Interview with c.vance & Rae Wood, Editors
How did Throwback Books start?
Throwback Books started as a vanity press, actually. Editor c.vance published his collection of poetry / flash fiction to sell at poetry slams while touring. Then he published a friend… then a Canadian author’s musings he found on LiveJournal… then, when open submissions started in 2010, it became a viable small press that has published amazing authors throughout the country. With the addition of Rae Wood in 2016, we are now a staff of two people who review, edit, promote and hand-craft each book.
Tell us a bit about Throwback Books. What are your influences, your aesthetic, your mission?
Throwback strives to make books that embody the words within them. For example, Jonathan Treadway’s poetry compilation, Blue Life Sketches, reflected on his abandonment of “the family business” of being a Baptist preacher for more carnal desires. To highlight it, we designed a book of vellum pages with a stitched binding, purple bookmark and gold lettering for the cover—topped off with a drink-ring stamped stain on each.
Our mission is to keep finding authors who will let us make their words into an object.
Can you give us a preview of what’s current and/or forthcoming from your catalog, as well as what you’re hoping to publish in the future?

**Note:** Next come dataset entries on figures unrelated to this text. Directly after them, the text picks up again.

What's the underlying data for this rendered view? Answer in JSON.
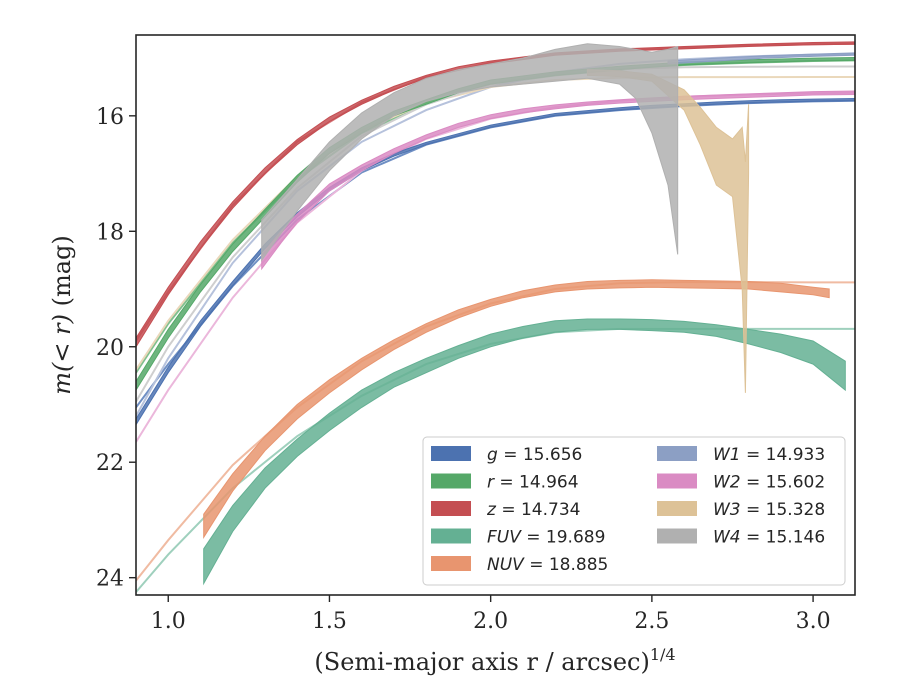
{
  "chart_data": {
    "type": "area",
    "title": "",
    "xlabel": "(Semi-major axis r / arcsec)",
    "xlabel_exponent": "1/4",
    "ylabel_prefix": "m(< r)",
    "ylabel_suffix": " (mag)",
    "xlim": [
      0.9,
      3.13
    ],
    "ylim": [
      24.3,
      14.6
    ],
    "y_inverted": true,
    "grid": false,
    "legend_position": "lower-right",
    "x_ticks": [
      {
        "value": 1.0,
        "label": "1.0"
      },
      {
        "value": 1.5,
        "label": "1.5"
      },
      {
        "value": 2.0,
        "label": "2.0"
      },
      {
        "value": 2.5,
        "label": "2.5"
      },
      {
        "value": 3.0,
        "label": "3.0"
      }
    ],
    "y_ticks": [
      {
        "value": 16,
        "label": "16"
      },
      {
        "value": 18,
        "label": "18"
      },
      {
        "value": 20,
        "label": "20"
      },
      {
        "value": 22,
        "label": "22"
      },
      {
        "value": 24,
        "label": "24"
      }
    ],
    "series": [
      {
        "name": "g = 15.656",
        "legend_var": "g",
        "legend_value": "15.656",
        "color": "#4c72b0",
        "model_color": "#6f8fc4",
        "x": [
          0.9,
          1.0,
          1.1,
          1.2,
          1.3,
          1.4,
          1.5,
          1.6,
          1.7,
          1.8,
          1.9,
          2.0,
          2.1,
          2.2,
          2.3,
          2.4,
          2.5,
          2.6,
          2.7,
          2.8,
          2.9,
          3.0,
          3.13
        ],
        "y_upper": [
          21.35,
          20.45,
          19.65,
          18.95,
          18.3,
          17.75,
          17.3,
          16.95,
          16.7,
          16.5,
          16.35,
          16.2,
          16.1,
          16.0,
          15.95,
          15.9,
          15.86,
          15.83,
          15.8,
          15.78,
          15.76,
          15.75,
          15.74
        ],
        "y_lower": [
          21.25,
          20.35,
          19.55,
          18.87,
          18.22,
          17.68,
          17.24,
          16.9,
          16.65,
          16.46,
          16.31,
          16.16,
          16.06,
          15.96,
          15.91,
          15.86,
          15.82,
          15.79,
          15.76,
          15.74,
          15.72,
          15.71,
          15.7
        ],
        "model_x": [
          0.9,
          1.0,
          1.2,
          1.4,
          1.6,
          1.8,
          2.0,
          2.2,
          2.4,
          2.6,
          2.8,
          3.0,
          3.13
        ],
        "model_y": [
          21.05,
          20.3,
          18.95,
          17.8,
          16.98,
          16.5,
          16.2,
          16.0,
          15.9,
          15.83,
          15.78,
          15.75,
          15.74
        ]
      },
      {
        "name": "r = 14.964",
        "legend_var": "r",
        "legend_value": "14.964",
        "color": "#55a868",
        "model_color": "#7fc08e",
        "x": [
          0.9,
          1.0,
          1.1,
          1.2,
          1.3,
          1.4,
          1.5,
          1.6,
          1.7,
          1.8,
          1.9,
          2.0,
          2.2,
          2.4,
          2.6,
          2.8,
          3.0,
          3.13
        ],
        "y_upper": [
          20.75,
          19.85,
          19.05,
          18.35,
          17.75,
          17.15,
          16.65,
          16.3,
          16.0,
          15.8,
          15.6,
          15.45,
          15.3,
          15.2,
          15.12,
          15.08,
          15.05,
          15.04
        ],
        "y_lower": [
          20.6,
          19.7,
          18.92,
          18.22,
          17.62,
          17.03,
          16.55,
          16.2,
          15.92,
          15.72,
          15.53,
          15.38,
          15.24,
          15.14,
          15.07,
          15.03,
          15.0,
          14.99
        ],
        "model_x": [
          0.9,
          1.0,
          1.2,
          1.4,
          1.6,
          1.8,
          2.0,
          2.2,
          2.4,
          2.6,
          2.8,
          3.0,
          3.13
        ],
        "model_y": [
          20.45,
          19.6,
          18.2,
          17.1,
          16.3,
          15.8,
          15.45,
          15.3,
          15.2,
          15.12,
          15.08,
          15.05,
          15.04
        ]
      },
      {
        "name": "z = 14.734",
        "legend_var": "z",
        "legend_value": "14.734",
        "color": "#c44e52",
        "model_color": "#d77a7d",
        "x": [
          0.9,
          1.0,
          1.1,
          1.2,
          1.3,
          1.4,
          1.5,
          1.6,
          1.7,
          1.8,
          1.9,
          2.0,
          2.2,
          2.4,
          2.6,
          2.8,
          3.0,
          3.13
        ],
        "y_upper": [
          20.0,
          19.1,
          18.3,
          17.6,
          17.0,
          16.5,
          16.1,
          15.8,
          15.55,
          15.35,
          15.2,
          15.1,
          14.95,
          14.88,
          14.84,
          14.8,
          14.77,
          14.76
        ],
        "y_lower": [
          19.85,
          18.97,
          18.18,
          17.49,
          16.9,
          16.41,
          16.02,
          15.73,
          15.49,
          15.3,
          15.15,
          15.05,
          14.91,
          14.84,
          14.8,
          14.76,
          14.73,
          14.72
        ],
        "model_x": [
          0.9,
          1.0,
          1.2,
          1.4,
          1.6,
          1.8,
          2.0,
          2.2,
          2.4,
          2.6,
          2.8,
          3.0,
          3.13
        ],
        "model_y": [
          19.9,
          19.05,
          17.55,
          16.45,
          15.77,
          15.33,
          15.08,
          14.93,
          14.86,
          14.82,
          14.78,
          14.76,
          14.75
        ]
      },
      {
        "name": "FUV = 19.689",
        "legend_var": "FUV",
        "legend_value": "19.689",
        "color": "#64b093",
        "model_color": "#9fd0bd",
        "x": [
          1.11,
          1.2,
          1.3,
          1.4,
          1.5,
          1.6,
          1.7,
          1.8,
          1.9,
          2.0,
          2.1,
          2.2,
          2.3,
          2.4,
          2.5,
          2.6,
          2.7,
          2.8,
          2.9,
          3.0,
          3.1
        ],
        "y_upper": [
          24.1,
          23.2,
          22.45,
          21.9,
          21.45,
          21.05,
          20.7,
          20.45,
          20.2,
          20.0,
          19.85,
          19.75,
          19.7,
          19.7,
          19.72,
          19.75,
          19.82,
          19.95,
          20.1,
          20.3,
          20.75
        ],
        "y_lower": [
          23.5,
          22.75,
          22.1,
          21.6,
          21.15,
          20.75,
          20.45,
          20.2,
          19.98,
          19.78,
          19.65,
          19.55,
          19.52,
          19.52,
          19.53,
          19.56,
          19.62,
          19.7,
          19.78,
          19.9,
          20.25
        ],
        "model_x": [
          0.9,
          1.0,
          1.2,
          1.4,
          1.6,
          1.8,
          2.0,
          2.2,
          2.4,
          2.6,
          2.8,
          3.0,
          3.13
        ],
        "model_y": [
          24.25,
          23.6,
          22.45,
          21.55,
          20.85,
          20.3,
          19.95,
          19.75,
          19.69,
          19.69,
          19.69,
          19.69,
          19.69
        ]
      },
      {
        "name": "NUV = 18.885",
        "legend_var": "NUV",
        "legend_value": "18.885",
        "color": "#e8956f",
        "model_color": "#f0bba2",
        "x": [
          1.11,
          1.2,
          1.3,
          1.4,
          1.5,
          1.6,
          1.7,
          1.8,
          1.9,
          2.0,
          2.1,
          2.2,
          2.3,
          2.4,
          2.5,
          2.6,
          2.7,
          2.8,
          2.9,
          3.0,
          3.05
        ],
        "y_upper": [
          23.3,
          22.5,
          21.8,
          21.25,
          20.8,
          20.4,
          20.05,
          19.75,
          19.5,
          19.3,
          19.15,
          19.05,
          19.0,
          18.98,
          18.97,
          18.98,
          18.99,
          19.0,
          19.05,
          19.1,
          19.15
        ],
        "y_lower": [
          22.9,
          22.2,
          21.55,
          21.0,
          20.57,
          20.2,
          19.88,
          19.6,
          19.36,
          19.18,
          19.03,
          18.93,
          18.87,
          18.85,
          18.84,
          18.85,
          18.86,
          18.87,
          18.9,
          18.97,
          19.0
        ],
        "model_x": [
          0.9,
          1.0,
          1.2,
          1.4,
          1.6,
          1.8,
          2.0,
          2.2,
          2.4,
          2.6,
          2.8,
          3.0,
          3.13
        ],
        "model_y": [
          24.05,
          23.35,
          22.05,
          21.05,
          20.25,
          19.65,
          19.25,
          19.0,
          18.9,
          18.88,
          18.88,
          18.885,
          18.885
        ]
      },
      {
        "name": "W1 = 14.933",
        "legend_var": "W1",
        "legend_value": "14.933",
        "color": "#8c9fc4",
        "model_color": "#b6c2dc",
        "x": [
          2.55,
          2.7,
          2.85,
          3.0,
          3.13
        ],
        "y_upper": [
          15.1,
          15.05,
          15.0,
          14.97,
          14.95
        ],
        "y_lower": [
          15.05,
          15.0,
          14.96,
          14.93,
          14.91
        ],
        "model_x": [
          0.9,
          1.0,
          1.2,
          1.4,
          1.6,
          1.8,
          2.0,
          2.2,
          2.4,
          2.6,
          2.8,
          3.0,
          3.13
        ],
        "model_y": [
          21.2,
          20.2,
          18.55,
          17.3,
          16.45,
          15.9,
          15.5,
          15.25,
          15.1,
          15.02,
          14.97,
          14.94,
          14.933
        ]
      },
      {
        "name": "W2 = 15.602",
        "legend_var": "W2",
        "legend_value": "15.602",
        "color": "#da8bc3",
        "model_color": "#ebb7db",
        "x": [
          1.29,
          1.35,
          1.4,
          1.5,
          1.6,
          1.7,
          1.8,
          1.9,
          2.0,
          2.1,
          2.2,
          2.3,
          2.4,
          2.5,
          2.6,
          2.7,
          2.8,
          2.9,
          3.0,
          3.13
        ],
        "y_upper": [
          18.65,
          18.2,
          17.85,
          17.3,
          16.95,
          16.65,
          16.4,
          16.2,
          16.05,
          15.95,
          15.88,
          15.82,
          15.78,
          15.75,
          15.72,
          15.7,
          15.68,
          15.66,
          15.64,
          15.63
        ],
        "y_lower": [
          18.4,
          18.0,
          17.7,
          17.18,
          16.85,
          16.57,
          16.33,
          16.13,
          15.98,
          15.88,
          15.81,
          15.76,
          15.72,
          15.69,
          15.66,
          15.64,
          15.62,
          15.6,
          15.58,
          15.57
        ],
        "model_x": [
          0.9,
          1.0,
          1.2,
          1.4,
          1.6,
          1.8,
          2.0,
          2.2,
          2.4,
          2.6,
          2.8,
          3.0,
          3.13
        ],
        "model_y": [
          21.65,
          20.75,
          19.15,
          17.85,
          16.95,
          16.4,
          16.05,
          15.85,
          15.74,
          15.67,
          15.63,
          15.61,
          15.602
        ]
      },
      {
        "name": "W3 = 15.328",
        "legend_var": "W3",
        "legend_value": "15.328",
        "color": "#ddc297",
        "model_color": "#ead8bb",
        "x": [
          2.3,
          2.4,
          2.5,
          2.6,
          2.65,
          2.7,
          2.75,
          2.78,
          2.79,
          2.8
        ],
        "y_upper": [
          15.3,
          15.32,
          15.4,
          15.9,
          16.5,
          17.2,
          17.4,
          19.0,
          20.8,
          17.0
        ],
        "y_lower": [
          15.2,
          15.22,
          15.28,
          15.55,
          15.85,
          16.2,
          16.4,
          16.2,
          16.8,
          15.8
        ],
        "model_x": [
          0.9,
          1.0,
          1.2,
          1.4,
          1.6,
          1.8,
          2.0,
          2.2,
          2.4,
          2.6,
          2.8,
          3.0,
          3.13
        ],
        "model_y": [
          20.4,
          19.55,
          18.15,
          17.05,
          16.25,
          15.78,
          15.5,
          15.38,
          15.34,
          15.33,
          15.33,
          15.328,
          15.328
        ]
      },
      {
        "name": "W4 = 15.146",
        "legend_var": "W4",
        "legend_value": "15.146",
        "color": "#b0b0b0",
        "model_color": "#cfcfcf",
        "x": [
          1.29,
          1.4,
          1.5,
          1.6,
          1.7,
          1.8,
          1.9,
          2.0,
          2.1,
          2.2,
          2.3,
          2.4,
          2.45,
          2.5,
          2.55,
          2.58
        ],
        "y_upper": [
          18.5,
          17.65,
          16.95,
          16.4,
          16.0,
          15.75,
          15.6,
          15.5,
          15.45,
          15.4,
          15.35,
          15.45,
          15.7,
          16.3,
          17.2,
          18.4
        ],
        "y_lower": [
          17.8,
          17.1,
          16.45,
          15.95,
          15.6,
          15.35,
          15.2,
          15.1,
          15.0,
          14.85,
          14.75,
          14.8,
          14.85,
          14.9,
          14.85,
          14.8
        ],
        "model_x": [
          0.9,
          1.0,
          1.2,
          1.4,
          1.6,
          1.8,
          2.0,
          2.2,
          2.4,
          2.6,
          2.8,
          3.0,
          3.13
        ],
        "model_y": [
          20.95,
          20.0,
          18.45,
          17.25,
          16.35,
          15.8,
          15.45,
          15.27,
          15.19,
          15.16,
          15.15,
          15.146,
          15.146
        ]
      }
    ],
    "legend_columns": [
      [
        "g = 15.656",
        "r = 14.964",
        "z = 14.734",
        "FUV = 19.689",
        "NUV = 18.885"
      ],
      [
        "W1 = 14.933",
        "W2 = 15.602",
        "W3 = 15.328",
        "W4 = 15.146"
      ]
    ]
  }
}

Our latest release is Widowing by Janet McCann. She wrote a collection of poems commemorating the endearingly antagonistic and love-filled life shared for 50+ years with her husband until his death in ’16. We wanted to make a book that was an embodiment of separation, so we constructed one bound on both sides that you have to break down the middle and tear apart the pages to read.
This summer, we will be releasing two books in tandem. One is something farther across the ocean by Eric Cline. He submitted his manuscript with a description equating growing up gay in the 90’s to an isolation on par with “…a message in a bottle at sea.” It stuck with us as we were designing his book. It will be published as unbound weathered pages rolled into a bottle engraved with title / author name / Throwback logo. The other is Burnt Sienna: Cocktails & Stories by Joshua Bohnsack. Each story in this collection is prefaced by a corresponding drink, so it only seemed fitting that this book should be bound as a series of recipe cards. They will be sold together at a slight discount and will look amazing on a bar or a bookshelf!
We used to ask, “What about small/independent press publishing is particularly exciting to you right now?” We’re still interested in the answer to that, but we’re even more interested to know what you think needs to change.
Our approach to other small presses is, “You do you!” A statement of both encouragement and critique. As encouragement, some presses embody the quality of writing we love to read. Spot their logo on the binding and you know it’s going to be a new favorite author. It’s just—BAM. That feeling of, “They know what I love.”
As a critique, a lot of small presses don’t seem to stay true to an aesthetic or an ethos. Whether it is chasing some independent literary darling of the moment to publish because it might sell well… or selecting a swath of genres to throw between covers in the hope something will eventually grip their audience… or even varying paper stock and design between books. As expansive as the small press world is, it isn’t big enough to have everything hodgepodged into an unremarkable competition over the same few names decorating the same few people’s shelf space. If you have a niche in this literary world, don’t break out of it—improve within the confines. Dig deeper into that niche with new authors and new ways of reaching people. You do you and do it damned well.
How do you cope? There’s been a lot of conversation lately about charging reading fees, printing costs, rising book costs, who should pay for what, etc. Do you have any opinions on this, and would you be willing to share any insights about the numbers at Throwback Books?
Coping comes by having day jobs and drinking. Sometimes the books will pay for a drink here and there but, on the whole, this is an indentured labor of love.
Our authors do an amazing job promoting their own work and are the only reason a micro-press like ours still exists. Releasing two books at a time has allowed us to get more return on less advertising but it also allows the authors to pool their resources of mailing lists, friends, family, readings and interviews.
Throwback Books doesn’t charge reading fees nor do we do contests. The only income we get is through book sales. Our Author Contract states that the profits are split after expenses are recouped. Each book is handmade which lowers the cost of materials and we don’t pay ourselves for the time making them which lowers the cost further. So far, we have made a profit on every book we have released—a prideful fact for us. However, from those earnings we pay our Submittable dues, web page hosting, social media advertising, etc. Leaving enough left over for a drink… here and there.
We realize this isn’t a sustainable model for all presses.